More troublingly, the story I was telling bore an uncomfortable resemblance to those of the anti-vaxxers. I argue that the experiments were a project of the Hanoverian state and its partners in the medical sphere, a contracting-out of governance much as the transporting of other felons was contracted to merchants and their labor and supervision to landowners. Debates over the safety and efficacy of the procedure proxied for debates over the limits of royal power and individual agency, law and order, and the balance between rigor and mercy. More than anything, I was deconstructing the heroic narrative of the history of medicine, revealing the calculations of interest and power that lay behind claims to serve, as the experiment’s backers put it, “the Generall benefit of Mankind.” Is my narrative—of a small cadre of political and medical elites shaping health and penal policy for their own ends—anything but a conspiracy theory in scholarly garb?

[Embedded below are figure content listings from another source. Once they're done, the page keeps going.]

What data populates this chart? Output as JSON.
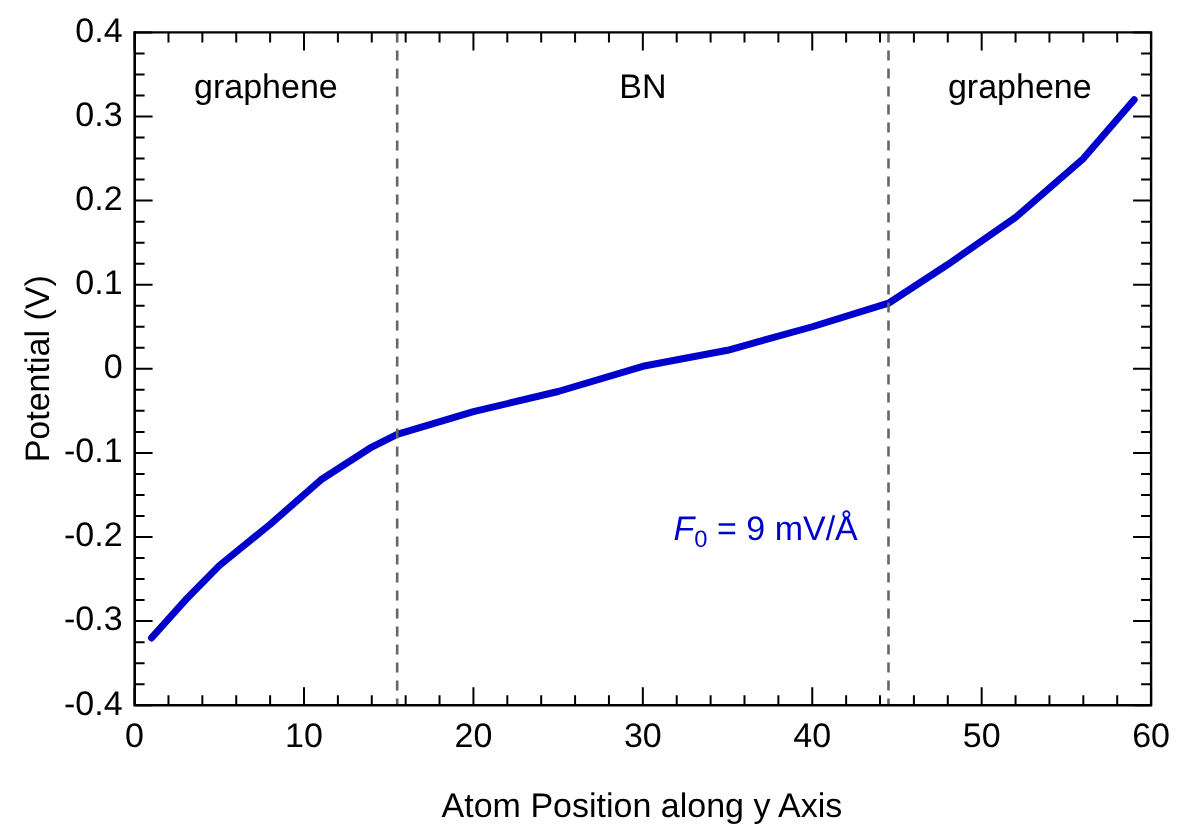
{
  "chart_data": {
    "type": "line",
    "xlabel": "Atom Position along y Axis",
    "ylabel": "Potential (V)",
    "x": [
      1,
      3,
      5,
      8,
      11,
      14,
      15.5,
      20,
      25,
      30,
      35,
      40,
      44.5,
      48,
      52,
      56,
      59
    ],
    "series": [
      {
        "color": "#0000cc",
        "values": [
          -0.32,
          -0.275,
          -0.234,
          -0.185,
          -0.132,
          -0.093,
          -0.078,
          -0.051,
          -0.027,
          0.003,
          0.022,
          0.05,
          0.078,
          0.124,
          0.18,
          0.25,
          0.32
        ]
      }
    ],
    "xlim": [
      0,
      60
    ],
    "xticks": [
      0,
      {
        "value": 2,
        "label": null
      },
      {
        "value": 4,
        "label": null
      },
      {
        "value": 6,
        "label": null
      },
      {
        "value": 8,
        "label": null
      },
      10,
      {
        "value": 12,
        "label": null
      },
      {
        "value": 14,
        "label": null
      },
      {
        "value": 16,
        "label": null
      },
      {
        "value": 18,
        "label": null
      },
      20,
      {
        "value": 22,
        "label": null
      },
      {
        "value": 24,
        "label": null
      },
      {
        "value": 26,
        "label": null
      },
      {
        "value": 28,
        "label": null
      },
      30,
      {
        "value": 32,
        "label": null
      },
      {
        "value": 34,
        "label": null
      },
      {
        "value": 36,
        "label": null
      },
      {
        "value": 38,
        "label": null
      },
      40,
      {
        "value": 42,
        "label": null
      },
      {
        "value": 44,
        "label": null
      },
      {
        "value": 46,
        "label": null
      },
      {
        "value": 48,
        "label": null
      },
      50,
      {
        "value": 52,
        "label": null
      },
      {
        "value": 54,
        "label": null
      },
      {
        "value": 56,
        "label": null
      },
      {
        "value": 58,
        "label": null
      },
      60
    ],
    "ylim": [
      -0.4,
      0.4
    ],
    "yticks": [
      -0.4,
      {
        "value": -0.375,
        "label": null
      },
      {
        "value": -0.35,
        "label": null
      },
      {
        "value": -0.325,
        "label": null
      },
      -0.3,
      {
        "value": -0.275,
        "label": null
      },
      {
        "value": -0.25,
        "label": null
      },
      {
        "value": -0.225,
        "label": null
      },
      -0.2,
      {
        "value": -0.175,
        "label": null
      },
      {
        "value": -0.15,
        "label": null
      },
      {
        "value": -0.125,
        "label": null
      },
      -0.1,
      {
        "value": -0.075,
        "label": null
      },
      {
        "value": -0.05,
        "label": null
      },
      {
        "value": -0.025,
        "label": null
      },
      0,
      {
        "value": 0.025,
        "label": null
      },
      {
        "value": 0.05,
        "label": null
      },
      {
        "value": 0.075,
        "label": null
      },
      0.1,
      {
        "value": 0.125,
        "label": null
      },
      {
        "value": 0.15,
        "label": null
      },
      {
        "value": 0.175,
        "label": null
      },
      0.2,
      {
        "value": 0.225,
        "label": null
      },
      {
        "value": 0.25,
        "label": null
      },
      {
        "value": 0.275,
        "label": null
      },
      0.3,
      {
        "value": 0.325,
        "label": null
      },
      {
        "value": 0.35,
        "label": null
      },
      {
        "value": 0.375,
        "label": null
      },
      0.4
    ],
    "ref_lines": [
      {
        "axis": "x",
        "value": 15.5,
        "color": "#666666",
        "line_style": "dashed"
      },
      {
        "axis": "x",
        "value": 44.5,
        "color": "#666666",
        "line_style": "dashed"
      }
    ],
    "annotations": [
      "graphene",
      "BN",
      "graphene",
      "F$_{0}$ = 9 mV/Å"
    ],
    "grid": false,
    "legend": false,
    "marker": "none",
    "line_style": "solid"
  }
}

The conspiracy is, I must acknowledge, a perfectly valid form of historical explanation. Some years ago, browsing in a now-defunct Toronto bookshop, I heard the clerk defending his idée fixe—I don’t remember the details, but I believe vaccines were involved—against the charge of “conspiracy theory,” or at least the term’s connotations of the fantastic and the far-fetched. After all, he pointed out, “conspiracy” derives from the Latin conspiro, which simply means to breathe—to speak—together. And could one deny that corporations, governments, and other powerbrokers met in secret to collude for their own benefit?

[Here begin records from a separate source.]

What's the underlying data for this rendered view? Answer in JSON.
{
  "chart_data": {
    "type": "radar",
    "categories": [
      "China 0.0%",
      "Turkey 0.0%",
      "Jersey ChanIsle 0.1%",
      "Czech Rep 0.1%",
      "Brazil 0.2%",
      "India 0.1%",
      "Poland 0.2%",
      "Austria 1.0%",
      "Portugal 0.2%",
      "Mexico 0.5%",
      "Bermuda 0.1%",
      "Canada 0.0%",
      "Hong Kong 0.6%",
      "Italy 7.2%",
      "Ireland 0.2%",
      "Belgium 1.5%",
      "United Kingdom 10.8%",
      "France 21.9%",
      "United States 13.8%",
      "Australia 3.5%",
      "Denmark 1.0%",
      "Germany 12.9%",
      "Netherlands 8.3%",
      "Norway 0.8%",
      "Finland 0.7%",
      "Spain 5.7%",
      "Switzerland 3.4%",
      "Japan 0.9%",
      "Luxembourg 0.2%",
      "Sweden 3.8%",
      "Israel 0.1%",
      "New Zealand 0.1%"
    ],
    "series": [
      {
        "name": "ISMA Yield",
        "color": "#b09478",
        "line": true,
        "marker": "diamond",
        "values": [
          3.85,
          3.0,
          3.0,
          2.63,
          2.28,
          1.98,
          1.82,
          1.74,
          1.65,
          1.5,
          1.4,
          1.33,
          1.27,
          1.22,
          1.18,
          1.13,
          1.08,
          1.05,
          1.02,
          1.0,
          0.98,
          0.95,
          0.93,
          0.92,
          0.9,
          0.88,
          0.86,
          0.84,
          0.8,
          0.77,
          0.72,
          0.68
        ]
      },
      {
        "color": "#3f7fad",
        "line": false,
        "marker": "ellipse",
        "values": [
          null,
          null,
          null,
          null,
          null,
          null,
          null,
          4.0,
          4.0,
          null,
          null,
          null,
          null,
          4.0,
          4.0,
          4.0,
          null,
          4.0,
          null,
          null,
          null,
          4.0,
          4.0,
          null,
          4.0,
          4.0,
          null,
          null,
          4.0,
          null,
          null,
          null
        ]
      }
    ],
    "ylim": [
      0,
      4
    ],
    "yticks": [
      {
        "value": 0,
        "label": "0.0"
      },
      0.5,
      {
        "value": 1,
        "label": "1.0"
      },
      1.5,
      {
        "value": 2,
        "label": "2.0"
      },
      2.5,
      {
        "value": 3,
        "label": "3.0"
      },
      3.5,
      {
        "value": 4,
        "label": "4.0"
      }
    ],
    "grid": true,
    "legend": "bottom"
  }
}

Such meetings have indeed happened in human history, and presumably will again. Even that patron saint of the market, Adam Smith, acknowledges, “People of the same trade seldom meet together, even for merriment and diversion, but the conversation ends in a conspiracy against the public, or in some contrivance to raise prices.” Most definitions of “conspiracy theory” invoke Occam’s Razor, the principle that the simplest sufficient explanation is to be preferred. The explanation that Apollo 11 did in fact reach the Moon in 1969 requires far fewer moving parts than the explanation that it didn’t (the BBC sketch show That Mitchell and Webb Look brilliantly elucidates this point). But Occam’s Razor allows for conspiracies—when they are the simplest explanation of the facts available.

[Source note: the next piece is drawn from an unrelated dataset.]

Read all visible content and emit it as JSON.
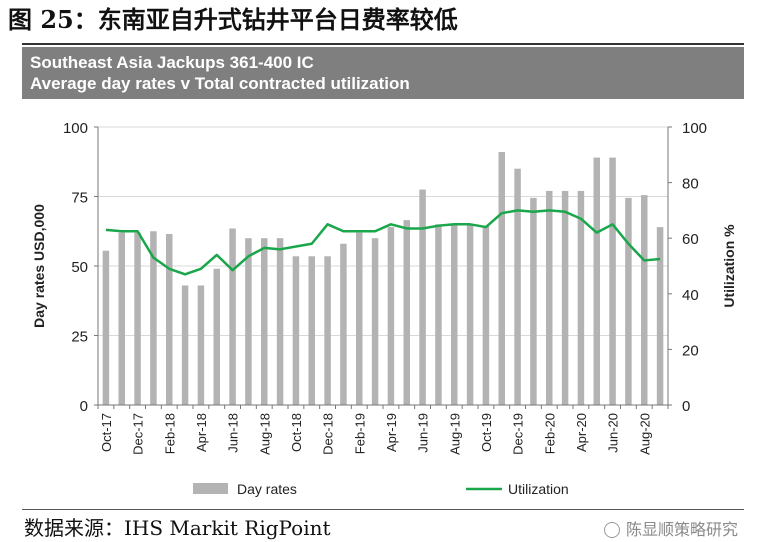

So perhaps I am a conspiracy theorist, but I am in good company, with Angela Davis and E. P. Thompson, Karl Marx and Audre Lorde, to name only a few. To blame radical history for the world’s less savory conspiracy theories would be absurd, and an overstatement, alas, of our influence. The possibility that someone, somewhere, might read a project in bad faith is no reason to abandon it—but it does militate for circumspection in the narrative strategies we (over)use. The tale is all in the telling, after all, and there are other modes than revelation. What if I told you we didn’t need to rewrite history with every book and article?